An optimized nested polymerase chain reaction (PCR) approach allows detection and characterization of human immunodeficiency virus type 1 (HIV-1) env and gag genes from clinical samples

Abstract

The needs for development and/or improvement of molecular approaches for microorganism detection and characterization such as polymerase chain reaction (PCR) are of high interest due their sensitivity and specificity when compared to traditional microbiological techniques. Considering the worldwide importance of human immunodeficiency virus type 1 (HIV‐1) infection, it is essential that such approaches consider the genetic variability of the virus, the heterogeneous nature of the clinical samples, the existence of contaminants and inhibitors, and the consequent needs for standardization in order to guarantee the reproducibility of the methods.
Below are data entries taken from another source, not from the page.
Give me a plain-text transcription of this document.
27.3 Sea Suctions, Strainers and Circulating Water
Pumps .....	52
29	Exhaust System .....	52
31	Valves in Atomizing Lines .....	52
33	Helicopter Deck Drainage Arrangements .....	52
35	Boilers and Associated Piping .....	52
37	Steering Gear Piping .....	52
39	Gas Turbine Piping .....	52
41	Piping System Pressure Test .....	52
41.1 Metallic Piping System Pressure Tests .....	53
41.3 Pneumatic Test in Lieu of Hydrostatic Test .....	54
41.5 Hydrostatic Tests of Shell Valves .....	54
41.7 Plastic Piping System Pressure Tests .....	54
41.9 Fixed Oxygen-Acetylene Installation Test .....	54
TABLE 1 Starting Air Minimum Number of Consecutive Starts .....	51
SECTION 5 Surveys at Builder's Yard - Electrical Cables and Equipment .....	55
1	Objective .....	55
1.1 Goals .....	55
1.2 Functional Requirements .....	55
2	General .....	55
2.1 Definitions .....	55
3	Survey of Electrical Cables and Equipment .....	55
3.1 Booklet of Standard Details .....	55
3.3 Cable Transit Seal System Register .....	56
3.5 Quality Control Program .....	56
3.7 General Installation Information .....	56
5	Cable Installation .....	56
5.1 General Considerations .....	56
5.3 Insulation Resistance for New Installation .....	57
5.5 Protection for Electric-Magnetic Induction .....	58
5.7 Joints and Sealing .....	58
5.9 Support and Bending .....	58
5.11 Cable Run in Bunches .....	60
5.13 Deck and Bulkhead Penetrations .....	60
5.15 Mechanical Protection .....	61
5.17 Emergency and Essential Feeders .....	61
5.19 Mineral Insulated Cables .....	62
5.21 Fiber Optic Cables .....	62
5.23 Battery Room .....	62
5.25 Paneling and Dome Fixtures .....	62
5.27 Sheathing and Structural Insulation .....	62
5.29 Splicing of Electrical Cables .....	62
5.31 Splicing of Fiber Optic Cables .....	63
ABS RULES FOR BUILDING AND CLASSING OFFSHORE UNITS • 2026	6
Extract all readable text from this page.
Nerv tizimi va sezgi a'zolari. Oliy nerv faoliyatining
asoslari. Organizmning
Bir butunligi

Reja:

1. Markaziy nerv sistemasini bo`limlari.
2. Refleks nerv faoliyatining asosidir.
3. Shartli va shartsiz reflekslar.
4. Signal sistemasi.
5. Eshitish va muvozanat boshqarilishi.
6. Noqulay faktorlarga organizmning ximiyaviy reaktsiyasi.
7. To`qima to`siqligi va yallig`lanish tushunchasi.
In this work we describe a nested PCR assay targeting HIV‐1 virus gag and env genes, allowing specific and sensitive diagnosis and further direct characterization of clinical samples. The method described herein was tested on clinical samples and allowed the detection of HIV‐1 presence in all samples tested for the gag gene and 90.9% for the env gene, revealing sensitivities of 1 fg and 100 fg, respectively. Also, no cross‐reactions were observed with DNA from infected and noninfected patients and the method allowed detection of the env and gag genes on an excess of 10^8^ and 10^4^ of human deoxyribonucleic acid (DNA), respectively. Furthermore, it was possible to direct sequence all amplified products, which allowed the sub typing of the virus in clinical samples. J. Clin. Lab. Anal. 22:106–113, 2008. © 2008 Wiley‐Liss, Inc.